Towards Lightweight Super-Resolution with Dual Regression Learning

Published in IEEE Transactions on Pattern Analysis and Machine Intelligence (TPAMI)


Deep neural networks have exhibited remarkable performance in image super-resolution (SR) tasks by learning a mapping from low-resolution (LR) images to high-resolution (HR) images. However, the SR problem is typically an ill-posed problem and existing methods would come with several limitations. First, the possible mapping space of SR can be extremely large since there may exist many different HR images that can be super-resolved from the same LR image. As a result, it is hard to directly learn a promising SR mapping from such a large space. Second, it is often inevitable to develop very large models with extremely high computational cost to yield promising SR performance. In practice, one can use model compression techniques to obtain compact models by reducing model redundancy. Nevertheless, it is hard for existing model compression methods to accurately identify the redundant components due to the extremely large SR mapping space. To alleviate the first challenge, we propose a dual regression learning scheme to reduce the space of possible SR mappings.
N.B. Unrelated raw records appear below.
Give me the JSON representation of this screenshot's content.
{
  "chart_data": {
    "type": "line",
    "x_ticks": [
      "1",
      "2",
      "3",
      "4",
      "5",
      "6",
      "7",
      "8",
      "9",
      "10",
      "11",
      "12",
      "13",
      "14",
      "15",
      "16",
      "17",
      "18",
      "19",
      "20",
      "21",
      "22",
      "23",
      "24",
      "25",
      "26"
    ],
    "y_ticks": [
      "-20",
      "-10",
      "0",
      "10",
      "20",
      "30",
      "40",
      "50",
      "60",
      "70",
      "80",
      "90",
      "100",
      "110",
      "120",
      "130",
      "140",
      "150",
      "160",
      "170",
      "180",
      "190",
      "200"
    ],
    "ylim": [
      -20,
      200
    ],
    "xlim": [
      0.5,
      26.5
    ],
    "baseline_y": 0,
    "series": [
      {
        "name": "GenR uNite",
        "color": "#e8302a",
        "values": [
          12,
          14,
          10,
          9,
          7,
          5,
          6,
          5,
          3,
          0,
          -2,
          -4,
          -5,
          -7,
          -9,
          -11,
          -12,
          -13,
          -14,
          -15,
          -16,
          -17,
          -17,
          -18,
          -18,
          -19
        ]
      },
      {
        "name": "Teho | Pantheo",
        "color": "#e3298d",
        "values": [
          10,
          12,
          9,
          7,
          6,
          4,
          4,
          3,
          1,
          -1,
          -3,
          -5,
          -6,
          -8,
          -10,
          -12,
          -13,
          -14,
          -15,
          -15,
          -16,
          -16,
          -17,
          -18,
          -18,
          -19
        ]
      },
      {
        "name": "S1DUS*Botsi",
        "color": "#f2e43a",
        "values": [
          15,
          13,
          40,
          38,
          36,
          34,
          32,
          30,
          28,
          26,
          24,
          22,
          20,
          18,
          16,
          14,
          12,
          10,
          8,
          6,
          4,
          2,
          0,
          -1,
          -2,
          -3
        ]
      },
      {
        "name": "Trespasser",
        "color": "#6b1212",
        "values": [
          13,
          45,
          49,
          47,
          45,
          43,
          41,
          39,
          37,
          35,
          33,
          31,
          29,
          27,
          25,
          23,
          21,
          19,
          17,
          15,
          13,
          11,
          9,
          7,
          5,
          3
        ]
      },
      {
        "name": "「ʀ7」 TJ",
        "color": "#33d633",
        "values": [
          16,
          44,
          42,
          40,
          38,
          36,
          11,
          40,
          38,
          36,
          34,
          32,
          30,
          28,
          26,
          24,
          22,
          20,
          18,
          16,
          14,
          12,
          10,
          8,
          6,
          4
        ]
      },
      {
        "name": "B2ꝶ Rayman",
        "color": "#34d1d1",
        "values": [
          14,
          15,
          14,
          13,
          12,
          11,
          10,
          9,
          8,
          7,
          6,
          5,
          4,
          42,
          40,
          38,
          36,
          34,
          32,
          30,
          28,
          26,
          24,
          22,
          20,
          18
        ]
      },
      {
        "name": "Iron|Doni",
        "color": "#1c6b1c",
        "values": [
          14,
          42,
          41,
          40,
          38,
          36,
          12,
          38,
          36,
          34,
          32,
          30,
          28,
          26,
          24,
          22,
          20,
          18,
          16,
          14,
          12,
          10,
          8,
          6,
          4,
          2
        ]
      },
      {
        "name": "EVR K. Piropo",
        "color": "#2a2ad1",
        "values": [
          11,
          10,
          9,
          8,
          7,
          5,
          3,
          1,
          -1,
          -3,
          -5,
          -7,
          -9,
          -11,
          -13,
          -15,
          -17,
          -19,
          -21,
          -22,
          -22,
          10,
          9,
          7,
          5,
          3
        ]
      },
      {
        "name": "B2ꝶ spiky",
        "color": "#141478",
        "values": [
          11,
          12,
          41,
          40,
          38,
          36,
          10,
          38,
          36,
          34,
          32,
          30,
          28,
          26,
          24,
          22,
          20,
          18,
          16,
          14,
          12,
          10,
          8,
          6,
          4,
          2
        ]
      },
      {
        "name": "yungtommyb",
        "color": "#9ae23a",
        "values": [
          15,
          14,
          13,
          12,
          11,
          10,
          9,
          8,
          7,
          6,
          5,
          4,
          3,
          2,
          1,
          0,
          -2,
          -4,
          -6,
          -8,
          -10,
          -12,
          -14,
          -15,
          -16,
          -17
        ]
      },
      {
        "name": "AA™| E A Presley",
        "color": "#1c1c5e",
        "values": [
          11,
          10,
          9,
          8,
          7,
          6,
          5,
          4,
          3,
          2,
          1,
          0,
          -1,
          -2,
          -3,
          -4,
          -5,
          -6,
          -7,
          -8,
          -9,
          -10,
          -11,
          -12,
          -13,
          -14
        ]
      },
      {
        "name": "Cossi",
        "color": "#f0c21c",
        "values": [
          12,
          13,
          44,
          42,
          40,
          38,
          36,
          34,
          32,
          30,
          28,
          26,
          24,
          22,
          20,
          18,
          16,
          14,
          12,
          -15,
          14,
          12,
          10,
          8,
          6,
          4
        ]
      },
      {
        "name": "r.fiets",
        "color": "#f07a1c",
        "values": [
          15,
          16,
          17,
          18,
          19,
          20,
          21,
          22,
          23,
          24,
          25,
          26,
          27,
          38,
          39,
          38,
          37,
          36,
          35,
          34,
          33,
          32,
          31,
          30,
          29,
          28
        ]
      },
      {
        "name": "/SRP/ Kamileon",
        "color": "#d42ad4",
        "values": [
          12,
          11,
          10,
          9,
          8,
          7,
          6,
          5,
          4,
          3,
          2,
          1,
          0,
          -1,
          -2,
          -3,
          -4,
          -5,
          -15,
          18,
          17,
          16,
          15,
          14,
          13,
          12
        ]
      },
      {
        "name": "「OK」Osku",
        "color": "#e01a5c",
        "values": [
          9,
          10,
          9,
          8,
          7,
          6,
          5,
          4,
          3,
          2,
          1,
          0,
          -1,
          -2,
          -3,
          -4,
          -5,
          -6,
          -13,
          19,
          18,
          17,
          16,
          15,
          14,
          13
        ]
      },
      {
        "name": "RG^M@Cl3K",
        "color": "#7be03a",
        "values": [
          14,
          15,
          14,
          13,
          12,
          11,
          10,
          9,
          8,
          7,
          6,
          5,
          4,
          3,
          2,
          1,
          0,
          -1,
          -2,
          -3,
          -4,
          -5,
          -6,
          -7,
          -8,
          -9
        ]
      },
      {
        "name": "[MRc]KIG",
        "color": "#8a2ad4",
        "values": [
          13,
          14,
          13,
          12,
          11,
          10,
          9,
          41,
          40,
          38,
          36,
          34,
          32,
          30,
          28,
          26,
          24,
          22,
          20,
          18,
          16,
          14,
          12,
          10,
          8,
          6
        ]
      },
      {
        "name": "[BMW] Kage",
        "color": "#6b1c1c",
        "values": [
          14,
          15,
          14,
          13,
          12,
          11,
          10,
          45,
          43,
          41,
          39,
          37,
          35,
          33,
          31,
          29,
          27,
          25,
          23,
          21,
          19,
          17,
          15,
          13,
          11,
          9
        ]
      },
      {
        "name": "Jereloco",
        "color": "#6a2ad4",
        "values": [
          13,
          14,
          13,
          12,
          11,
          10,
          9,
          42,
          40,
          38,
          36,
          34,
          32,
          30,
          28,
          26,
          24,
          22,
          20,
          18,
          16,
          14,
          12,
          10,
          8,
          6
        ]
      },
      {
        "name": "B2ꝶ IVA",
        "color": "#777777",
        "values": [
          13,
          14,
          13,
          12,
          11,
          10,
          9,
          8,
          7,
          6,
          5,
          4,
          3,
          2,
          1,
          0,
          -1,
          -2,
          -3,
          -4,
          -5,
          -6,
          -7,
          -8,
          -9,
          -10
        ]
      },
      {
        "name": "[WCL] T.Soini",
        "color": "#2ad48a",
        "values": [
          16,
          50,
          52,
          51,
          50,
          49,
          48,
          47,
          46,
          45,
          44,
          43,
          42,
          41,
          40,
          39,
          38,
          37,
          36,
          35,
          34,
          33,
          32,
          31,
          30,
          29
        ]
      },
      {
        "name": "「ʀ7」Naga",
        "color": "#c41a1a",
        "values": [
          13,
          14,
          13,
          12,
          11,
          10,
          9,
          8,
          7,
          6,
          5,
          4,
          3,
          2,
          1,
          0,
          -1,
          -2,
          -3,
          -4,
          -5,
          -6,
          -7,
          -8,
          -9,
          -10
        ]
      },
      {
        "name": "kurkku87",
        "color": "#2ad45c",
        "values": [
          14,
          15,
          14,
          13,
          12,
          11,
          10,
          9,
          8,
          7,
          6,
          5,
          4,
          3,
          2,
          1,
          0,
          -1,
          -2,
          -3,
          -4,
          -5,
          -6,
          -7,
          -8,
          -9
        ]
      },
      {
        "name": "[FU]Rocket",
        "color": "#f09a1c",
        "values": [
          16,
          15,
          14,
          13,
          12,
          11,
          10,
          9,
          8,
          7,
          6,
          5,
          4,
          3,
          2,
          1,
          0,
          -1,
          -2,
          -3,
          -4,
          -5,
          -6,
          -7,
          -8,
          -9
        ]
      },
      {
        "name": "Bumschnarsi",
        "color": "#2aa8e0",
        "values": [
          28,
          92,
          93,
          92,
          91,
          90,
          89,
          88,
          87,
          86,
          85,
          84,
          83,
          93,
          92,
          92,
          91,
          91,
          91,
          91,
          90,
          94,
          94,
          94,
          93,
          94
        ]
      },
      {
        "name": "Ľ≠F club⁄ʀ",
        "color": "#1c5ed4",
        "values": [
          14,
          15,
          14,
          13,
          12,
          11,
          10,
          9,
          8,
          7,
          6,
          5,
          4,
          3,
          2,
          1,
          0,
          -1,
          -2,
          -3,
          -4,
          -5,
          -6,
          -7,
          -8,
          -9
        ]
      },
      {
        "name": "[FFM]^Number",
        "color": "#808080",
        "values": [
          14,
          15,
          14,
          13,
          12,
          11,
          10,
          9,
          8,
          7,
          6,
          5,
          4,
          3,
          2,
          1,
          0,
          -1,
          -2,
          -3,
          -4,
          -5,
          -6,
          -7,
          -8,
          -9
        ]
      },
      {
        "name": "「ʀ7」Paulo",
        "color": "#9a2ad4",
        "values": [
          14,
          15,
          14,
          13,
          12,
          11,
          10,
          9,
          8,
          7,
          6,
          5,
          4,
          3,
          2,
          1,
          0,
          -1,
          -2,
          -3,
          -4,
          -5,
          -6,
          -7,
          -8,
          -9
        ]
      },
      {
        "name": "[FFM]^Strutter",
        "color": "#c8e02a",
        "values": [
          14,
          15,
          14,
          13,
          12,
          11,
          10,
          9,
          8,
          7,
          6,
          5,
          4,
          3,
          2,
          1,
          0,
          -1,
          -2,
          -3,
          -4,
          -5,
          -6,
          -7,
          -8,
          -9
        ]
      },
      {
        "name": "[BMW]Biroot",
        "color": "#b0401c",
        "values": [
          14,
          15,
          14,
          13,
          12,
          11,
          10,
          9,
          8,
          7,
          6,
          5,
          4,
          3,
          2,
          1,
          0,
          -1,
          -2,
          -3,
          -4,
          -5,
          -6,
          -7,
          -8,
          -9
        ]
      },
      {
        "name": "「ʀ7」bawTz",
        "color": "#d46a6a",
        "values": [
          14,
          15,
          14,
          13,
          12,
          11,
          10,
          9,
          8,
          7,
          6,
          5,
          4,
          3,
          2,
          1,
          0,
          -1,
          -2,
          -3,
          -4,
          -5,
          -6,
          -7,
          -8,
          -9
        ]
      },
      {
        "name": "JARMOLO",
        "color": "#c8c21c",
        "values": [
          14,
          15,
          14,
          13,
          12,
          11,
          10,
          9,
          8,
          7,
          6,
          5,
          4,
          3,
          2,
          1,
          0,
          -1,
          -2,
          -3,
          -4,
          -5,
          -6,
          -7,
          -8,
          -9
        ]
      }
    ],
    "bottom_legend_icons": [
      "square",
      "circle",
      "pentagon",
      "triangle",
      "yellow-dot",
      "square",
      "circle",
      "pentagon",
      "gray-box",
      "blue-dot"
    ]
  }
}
Specifically, in addition to the mapping from LR to HR images, we learn an additional dual regression mapping to estimate the downsampling kernel and reconstruct LR images. In this way, the dual mapping acts as a constraint to reduce the space of possible mappings. To address the second challenge, we propose a dual regression compression (DRC) method to reduce model redundancy in both layer-level and channel-level based on channel pruning. Specifically, we first develop a channel number search method that minimizes the dual regression loss to determine the redundancy of each layer. Given the searched channel numbers, we further exploit the dual regression manner to evaluate the importance of channels and prune the redundant ones. Extensive experiments show the effectiveness of our method in obtaining accurate and efficient SR models.